Segundo foi divulgado na imprensa regional uma nova decisão judicial estabelece responsabilidades específicas no custeio de planos de saúde vitalícios para funcionários da Basf e Shell que tiveram doenças por causa do contato com produtos químicos manipuladas pelas indústrias. O Tribunal Regional do Trabalho negou um pedido de recurso, apresentado pela Basf, que que foi condenada, em caráter liminar, a garantir tratamento médico especializado aos funcionários que apresentaram doenças recorrentes.
Em abril deste ano a Justiça definiu que a Basf e a Shell deverim pagar juntas pelas despesas de convênio médico de todos os funcionários. Na nova decisão fica estabelecido que a Basf deve arcar somente com os gastos médicos dos funcionários que contratou depois que assumiu a empresa, o que corresponde ao período de 2000 a 2007. Já a Shell vai ter que pagar pelo tratamento dos outros funcionários, contratados antes de 2000.
Um recurso semelhante apresentado pela Shell ainda não foi analisado.
No próximo dia 5 de agosto, haverá uma audiência judicial entre as partes na 2ª Vara do Trabalho de Paulínia para que seja julgada uma possível sentença condenatória, em caráter definitivo, contra as empresas.
Desde 2007, o Ministério Público do Trabalho tenta na Justiça responsabilizar a Basf e a Shell pelo acompanhamento médico privado dos seus ex-empregados, com o objetivo de garantir os direitos dos trabalhadores e suas famílias, e de desonerar o SUS, Sistema Único de Saúde.
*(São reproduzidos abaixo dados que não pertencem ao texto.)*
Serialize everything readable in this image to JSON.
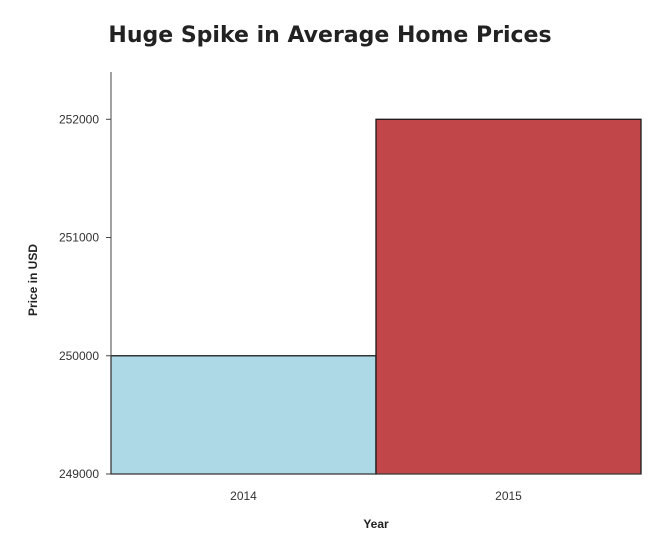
{
  "chart_data": {
    "type": "bar",
    "title": "Huge Spike in Average Home Prices",
    "xlabel": "Year",
    "ylabel": "Price in USD",
    "categories": [
      "2014",
      "2015"
    ],
    "values": [
      250000,
      252000
    ],
    "ylim": [
      249000,
      252400
    ],
    "yticks": [
      249000,
      250000,
      251000,
      252000
    ],
    "ytick_labels": [
      "249000",
      "250000",
      "251000",
      "252000"
    ],
    "colors": [
      "#add8e6",
      "#c0464a"
    ],
    "grid": false,
    "legend": "none"
  }
}
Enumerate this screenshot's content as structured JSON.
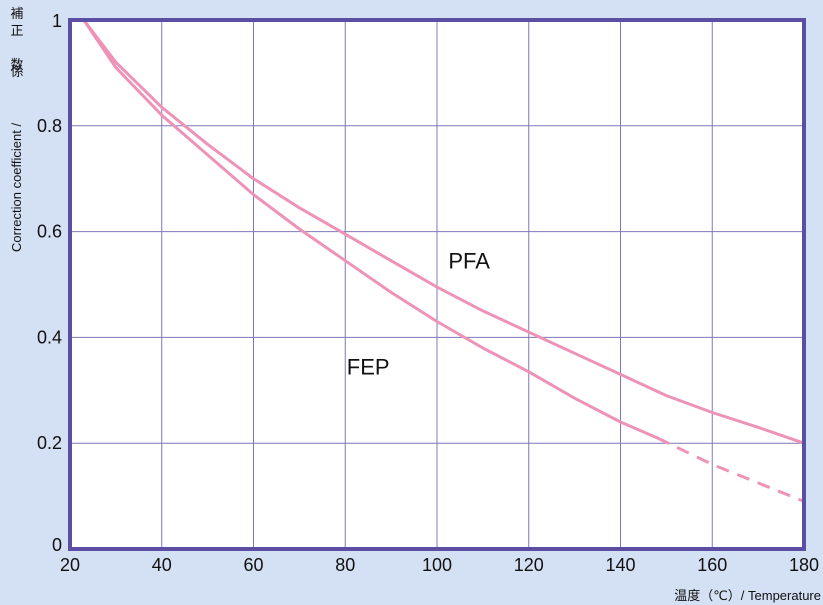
{
  "colors": {
    "background": "#d4e0f3",
    "plot_background": "#ffffff",
    "frame": "#5b4ea3",
    "grid": "#7f78b8",
    "series": "#ee93b8"
  },
  "chart_data": {
    "type": "line",
    "title": "",
    "xlabel": "温度（℃）/ Temperature",
    "ylabel": "補正係数 / Correction coefficient",
    "ylabel_ja": "補正係数",
    "ylabel_sep": "/",
    "ylabel_en": "Correction coefficient",
    "xlim": [
      20,
      180
    ],
    "ylim": [
      0,
      1
    ],
    "x_ticks": [
      20,
      40,
      60,
      80,
      100,
      120,
      140,
      160,
      180
    ],
    "x_tick_labels": [
      "20",
      "40",
      "60",
      "80",
      "100",
      "120",
      "140",
      "160",
      "180"
    ],
    "y_ticks": [
      0,
      0.2,
      0.4,
      0.6,
      0.8,
      1
    ],
    "y_tick_labels": [
      "0",
      "0.2",
      "0.4",
      "0.6",
      "0.8",
      "1"
    ],
    "grid": true,
    "legend": "inline labels",
    "series": [
      {
        "name": "PFA",
        "label_at": [
          107,
          0.53
        ],
        "x": [
          23,
          30,
          40,
          50,
          60,
          70,
          80,
          90,
          100,
          110,
          120,
          130,
          140,
          150,
          160,
          170,
          180
        ],
        "values": [
          1.0,
          0.92,
          0.835,
          0.765,
          0.7,
          0.645,
          0.595,
          0.545,
          0.495,
          0.45,
          0.41,
          0.37,
          0.33,
          0.29,
          0.258,
          0.23,
          0.2
        ]
      },
      {
        "name": "FEP",
        "label_at": [
          85,
          0.33
        ],
        "x": [
          23,
          30,
          40,
          50,
          60,
          70,
          80,
          90,
          100,
          110,
          120,
          130,
          140,
          148
        ],
        "values": [
          1.0,
          0.91,
          0.82,
          0.745,
          0.67,
          0.605,
          0.545,
          0.485,
          0.43,
          0.38,
          0.335,
          0.285,
          0.24,
          0.21
        ],
        "dashed_x": [
          148,
          160,
          170,
          180
        ],
        "dashed_values": [
          0.21,
          0.16,
          0.125,
          0.09
        ]
      }
    ]
  }
}
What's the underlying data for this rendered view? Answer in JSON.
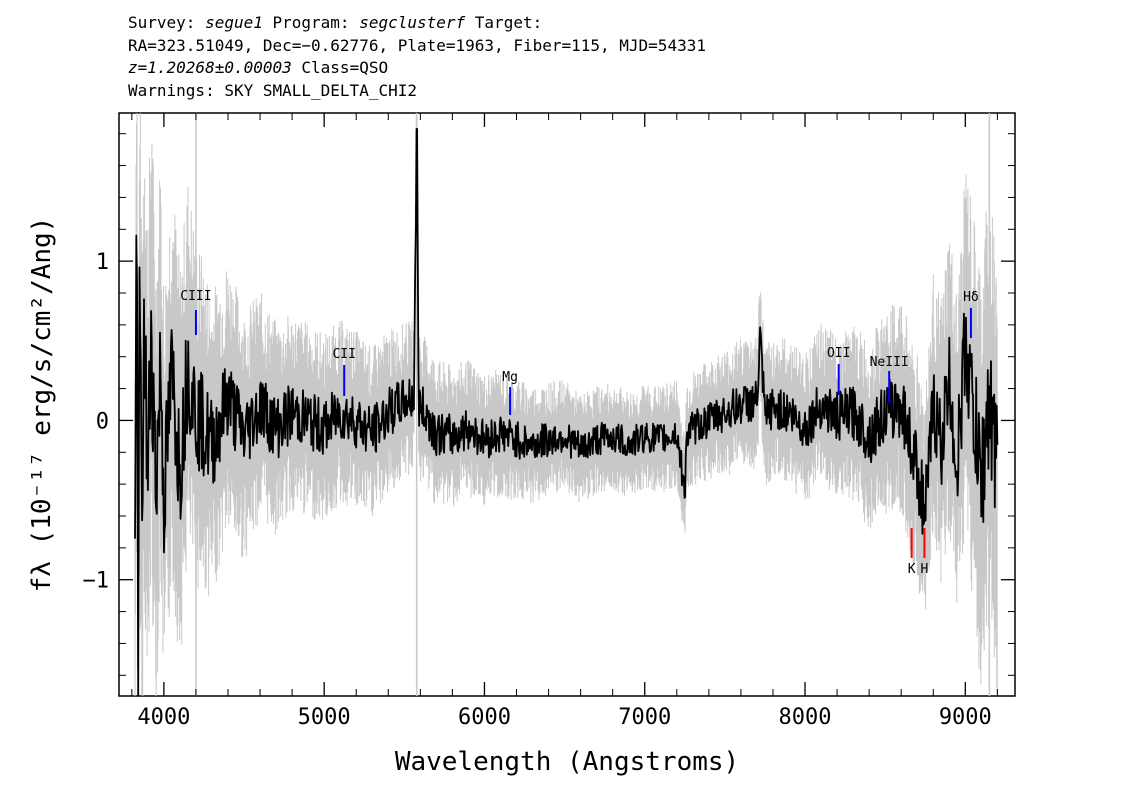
{
  "header": {
    "survey_label": "Survey: ",
    "survey": "segue1",
    "program_label": " Program: ",
    "program": "segclusterf",
    "target_label": " Target:",
    "line2": "RA=323.51049, Dec=−0.62776, Plate=1963, Fiber=115, MJD=54331",
    "z": "z=1.20268±0.00003",
    "class_text": " Class=QSO",
    "warnings": "Warnings: SKY SMALL_DELTA_CHI2"
  },
  "colors": {
    "spectrum": "#000000",
    "error": "#c8c8c8",
    "emission_line": "#0000ff",
    "absorption_line": "#ff0000"
  },
  "chart_data": {
    "type": "line",
    "xlabel": "Wavelength (Angstroms)",
    "ylabel": "fλ (10⁻¹⁷ erg/s/cm²/Ang)",
    "xlim": [
      3720,
      9310
    ],
    "ylim": [
      -1.73,
      1.93
    ],
    "xticks": [
      4000,
      5000,
      6000,
      7000,
      8000,
      9000
    ],
    "xtick_labels": [
      "4000",
      "5000",
      "6000",
      "7000",
      "8000",
      "9000"
    ],
    "yticks": [
      -1,
      0,
      1
    ],
    "ytick_labels": [
      "−1",
      "0",
      "1"
    ],
    "grid": false,
    "series": [
      {
        "role": "flux",
        "x": [
          3820,
          3830,
          3840,
          3850,
          3860,
          3880,
          3900,
          3920,
          3950,
          3980,
          4000,
          4050,
          4100,
          4150,
          4200,
          4300,
          4400,
          4500,
          4600,
          4700,
          4800,
          4900,
          5000,
          5100,
          5200,
          5300,
          5400,
          5500,
          5560,
          5577,
          5590,
          5650,
          5700,
          5800,
          5900,
          6000,
          6100,
          6200,
          6300,
          6400,
          6500,
          6600,
          6700,
          6800,
          6900,
          7000,
          7100,
          7200,
          7250,
          7260,
          7300,
          7400,
          7500,
          7600,
          7700,
          7720,
          7750,
          7800,
          7900,
          8000,
          8100,
          8200,
          8300,
          8400,
          8500,
          8600,
          8700,
          8750,
          8800,
          8850,
          8900,
          8950,
          9000,
          9050,
          9100,
          9150,
          9180,
          9200
        ],
        "y": [
          -1.0,
          1.38,
          -1.35,
          0.9,
          -0.6,
          0.55,
          -0.45,
          0.6,
          -0.4,
          0.35,
          -0.5,
          0.3,
          -0.3,
          0.35,
          0.05,
          -0.15,
          0.15,
          -0.1,
          0.1,
          -0.05,
          0.05,
          0.0,
          -0.05,
          0.05,
          0.0,
          -0.08,
          0.05,
          0.12,
          0.15,
          1.83,
          0.1,
          0.02,
          -0.08,
          -0.1,
          -0.05,
          -0.12,
          -0.08,
          -0.12,
          -0.15,
          -0.12,
          -0.1,
          -0.18,
          -0.12,
          -0.1,
          -0.15,
          -0.1,
          -0.12,
          -0.08,
          -0.45,
          -0.1,
          -0.05,
          0.0,
          0.05,
          0.1,
          0.12,
          0.5,
          0.02,
          0.08,
          0.05,
          -0.05,
          0.1,
          0.02,
          0.05,
          -0.1,
          0.05,
          0.1,
          -0.3,
          -0.6,
          0.1,
          -0.15,
          0.25,
          -0.3,
          0.5,
          0.05,
          -0.4,
          0.15,
          -0.2,
          -0.3
        ]
      },
      {
        "role": "error",
        "x": [
          3800,
          3850,
          3900,
          3950,
          4000,
          4100,
          4200,
          4300,
          4400,
          4600,
          4800,
          5000,
          5200,
          5500,
          5800,
          6000,
          6300,
          6600,
          7000,
          7300,
          7600,
          7800,
          8000,
          8200,
          8400,
          8600,
          8800,
          8900,
          9000,
          9100,
          9200
        ],
        "y": [
          1.3,
          1.2,
          1.1,
          1.0,
          0.9,
          0.85,
          0.75,
          0.65,
          0.58,
          0.48,
          0.42,
          0.4,
          0.38,
          0.33,
          0.3,
          0.28,
          0.25,
          0.23,
          0.22,
          0.24,
          0.28,
          0.3,
          0.32,
          0.35,
          0.4,
          0.45,
          0.55,
          0.65,
          0.75,
          0.9,
          1.0
        ]
      }
    ],
    "lines": [
      {
        "label": "CIII",
        "x": 4200,
        "color": "#0000ff"
      },
      {
        "label": "CII",
        "x": 5125,
        "color": "#0000ff"
      },
      {
        "label": "Mg",
        "x": 6160,
        "color": "#0000ff"
      },
      {
        "label": "OII",
        "x": 8210,
        "color": "#0000ff"
      },
      {
        "label": "NeIII",
        "x": 8525,
        "color": "#0000ff"
      },
      {
        "label": "Hδ",
        "x": 9035,
        "color": "#0000ff"
      },
      {
        "label": "K",
        "x": 8665,
        "color": "#ff0000"
      },
      {
        "label": "H",
        "x": 8745,
        "color": "#ff0000"
      }
    ]
  }
}
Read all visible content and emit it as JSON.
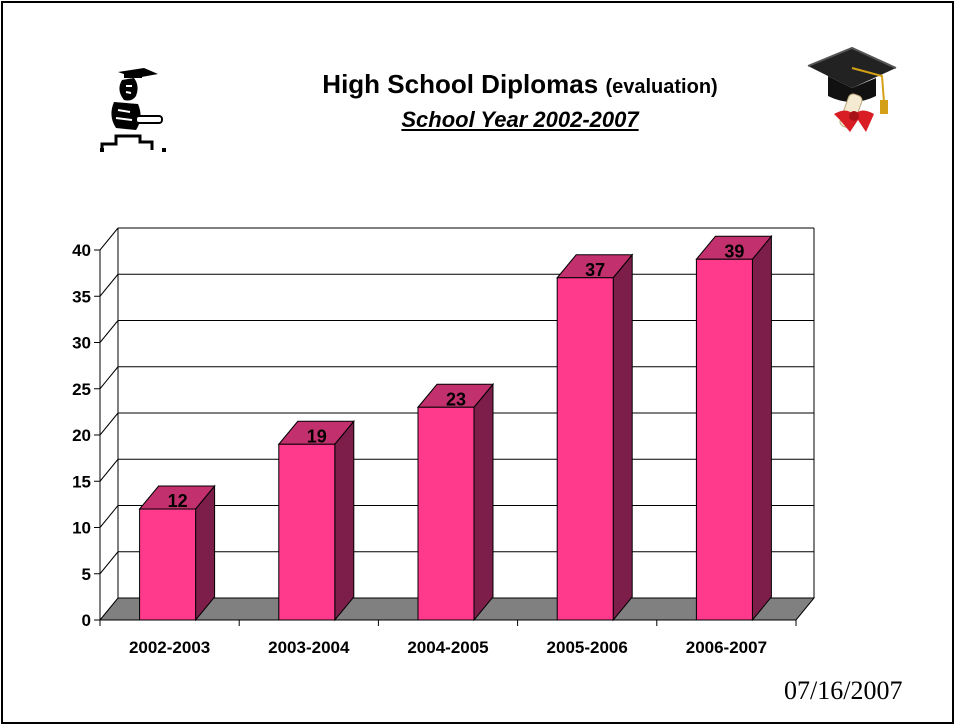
{
  "slide": {
    "title": "High School Diplomas",
    "title_suffix": "(evaluation)",
    "subtitle": "School Year 2002-2007",
    "date": "07/16/2007"
  },
  "icons": {
    "left": "student-clipart-icon",
    "right": "graduation-cap-diploma-icon"
  },
  "chart_data": {
    "type": "bar",
    "style": "3d",
    "categories": [
      "2002-2003",
      "2003-2004",
      "2004-2005",
      "2005-2006",
      "2006-2007"
    ],
    "series": [
      {
        "values": [
          12,
          19,
          23,
          37,
          39
        ]
      }
    ],
    "data_labels": [
      "12",
      "19",
      "23",
      "37",
      "39"
    ],
    "yticks": [
      0,
      5,
      10,
      15,
      20,
      25,
      30,
      35,
      40
    ],
    "ylim": [
      0,
      40
    ],
    "xlabel": "",
    "ylabel": "",
    "grid": true,
    "legend": "none",
    "colors": {
      "bar_front": "#FF3A8C",
      "bar_top": "#C2306E",
      "bar_side": "#7D1D49",
      "floor": "#808080"
    }
  }
}
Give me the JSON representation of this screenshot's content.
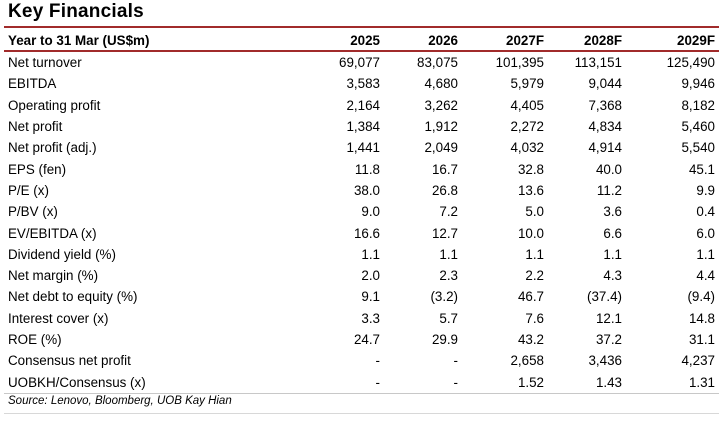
{
  "title": "Key Financials",
  "table": {
    "headers": [
      "Year to 31 Mar (US$m)",
      "2025",
      "2026",
      "2027F",
      "2028F",
      "2029F"
    ],
    "rows": [
      [
        "Net turnover",
        "69,077",
        "83,075",
        "101,395",
        "113,151",
        "125,490"
      ],
      [
        "EBITDA",
        "3,583",
        "4,680",
        "5,979",
        "9,044",
        "9,946"
      ],
      [
        "Operating profit",
        "2,164",
        "3,262",
        "4,405",
        "7,368",
        "8,182"
      ],
      [
        "Net profit",
        "1,384",
        "1,912",
        "2,272",
        "4,834",
        "5,460"
      ],
      [
        "Net profit (adj.)",
        "1,441",
        "2,049",
        "4,032",
        "4,914",
        "5,540"
      ],
      [
        "EPS (fen)",
        "11.8",
        "16.7",
        "32.8",
        "40.0",
        "45.1"
      ],
      [
        "P/E (x)",
        "38.0",
        "26.8",
        "13.6",
        "11.2",
        "9.9"
      ],
      [
        "P/BV (x)",
        "9.0",
        "7.2",
        "5.0",
        "3.6",
        "0.4"
      ],
      [
        "EV/EBITDA (x)",
        "16.6",
        "12.7",
        "10.0",
        "6.6",
        "6.0"
      ],
      [
        "Dividend yield (%)",
        "1.1",
        "1.1",
        "1.1",
        "1.1",
        "1.1"
      ],
      [
        "Net margin (%)",
        "2.0",
        "2.3",
        "2.2",
        "4.3",
        "4.4"
      ],
      [
        "Net debt to equity (%)",
        "9.1",
        "(3.2)",
        "46.7",
        "(37.4)",
        "(9.4)"
      ],
      [
        "Interest cover (x)",
        "3.3",
        "5.7",
        "7.6",
        "12.1",
        "14.8"
      ],
      [
        "ROE (%)",
        "24.7",
        "29.9",
        "43.2",
        "37.2",
        "31.1"
      ],
      [
        "Consensus net profit",
        "-",
        "-",
        "2,658",
        "3,436",
        "4,237"
      ],
      [
        "UOBKH/Consensus (x)",
        "-",
        "-",
        "1.52",
        "1.43",
        "1.31"
      ]
    ]
  },
  "source": "Source: Lenovo, Bloomberg, UOB Kay Hian",
  "colors": {
    "accent_rule": "#a12b2b"
  }
}
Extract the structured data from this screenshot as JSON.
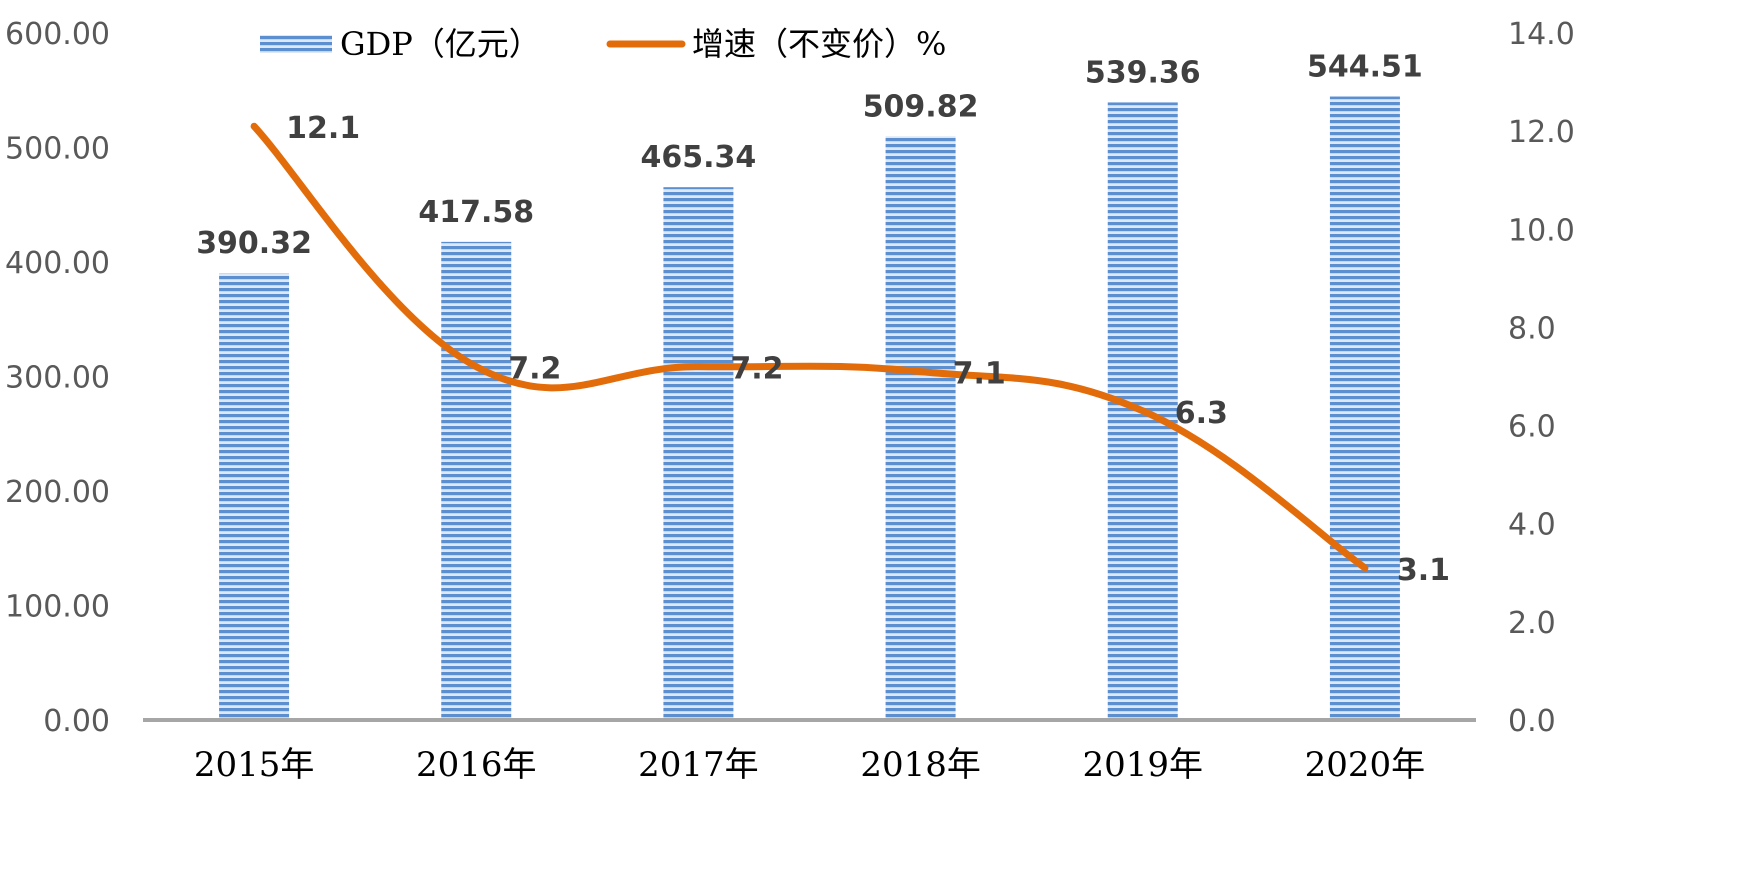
{
  "chart_data": {
    "type": "bar",
    "categories": [
      "2015年",
      "2016年",
      "2017年",
      "2018年",
      "2019年",
      "2020年"
    ],
    "series": [
      {
        "name": "GDP（亿元）",
        "type": "bar",
        "axis": "left",
        "values": [
          390.32,
          417.58,
          465.34,
          509.82,
          539.36,
          544.51
        ],
        "labels": [
          "390.32",
          "417.58",
          "465.34",
          "509.82",
          "539.36",
          "544.51"
        ]
      },
      {
        "name": "增速（不变价）%",
        "type": "line",
        "axis": "right",
        "values": [
          12.1,
          7.2,
          7.2,
          7.1,
          6.3,
          3.1
        ],
        "labels": [
          "12.1",
          "7.2",
          "7.2",
          "7.1",
          "6.3",
          "3.1"
        ]
      }
    ],
    "y_left": {
      "ylim": [
        0,
        600
      ],
      "ticks": [
        "0.00",
        "100.00",
        "200.00",
        "300.00",
        "400.00",
        "500.00",
        "600.00"
      ]
    },
    "y_right": {
      "ylim": [
        0,
        14
      ],
      "ticks": [
        "0.0",
        "2.0",
        "4.0",
        "6.0",
        "8.0",
        "10.0",
        "12.0",
        "14.0"
      ]
    },
    "legend_position": "top",
    "grid": false,
    "colors": {
      "bar": "#5b8fd0",
      "bar_stripe": "#dce8f7",
      "line": "#e36c0a",
      "axis": "#a6a6a6"
    }
  }
}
Entenda o casoNo final da década de 70, a Shell instalou uma indústria química no bairro de chácaras Recanto dos Pássaros, em Paulínia. Em 1992, ao vender os seus ativos para a multinacional Cyanamid, começou a ser discutida a contaminação ambiental produzida pela empresa na localidade. Por exigência da empresa compradora, a Shell contratou uma consultoria ambiental internacional que apurou a existência de contaminação do solo e dos lençóis freáticos de planta em Paulínia.
A Shell foi obrigada a realizar uma autodenúncia da situação à Curadoria do Meio Ambiente de Paulínia, que resultou em um Termo de Ajustamento de Conduta. No documento, a empresa reconhece a contaminação do solo e das águas subterrâneas por produtos denominados aldrin, endrin e dieldrin, compostos por substâncias altamente cancerígenas - ainda foram levantadas contaminações por cromo, vanádio, zinco e óleo mineral em quantidades significativas.
Em 2001, a Prefeitura de Paulínia e a Shell fizeram exames de sangue em dezenas de moradores e ex-moradores do bairro Recanto dos Pássaros: os resultados foram divergentes. As análises encomendadas pela shell não apontam contaminação por drins; já os exames feitos pelo laboratório da Unesp, a pedido da Secretaria Municipal da Saúde, mostraram que 88 pessoas estavam com intoxicação crônica e 72 estavam contaminadas por drins, produtos que eram fabricados pela fábrica da Shell. Uma perícia feita pelo Ministério Público constatou que há relação entre a intoxicação dos moradores e as atividades na antiga fábrica de pesticidas.
A Cyanamid foi adquirida pela Basf, que assumiu integralmente as atividades no complexo industrial de Paulínia e manteve a exposição dos trabalhadores aos riscos de contaminação até 2002, ano em que os auditores fiscais do Ministério do Trabalho e Emprego (MTE) interditaram o local.
Em 2005, o Ministério da Saúde concluiu a avaliação das informações sobre a exposição aos trabalhadores das empresas Shell, Cyanamid e Basf a compostos químicos em Paulínia. O relatório final indicou o risco adicional ao desenvolvimento de diversos tipos de doença.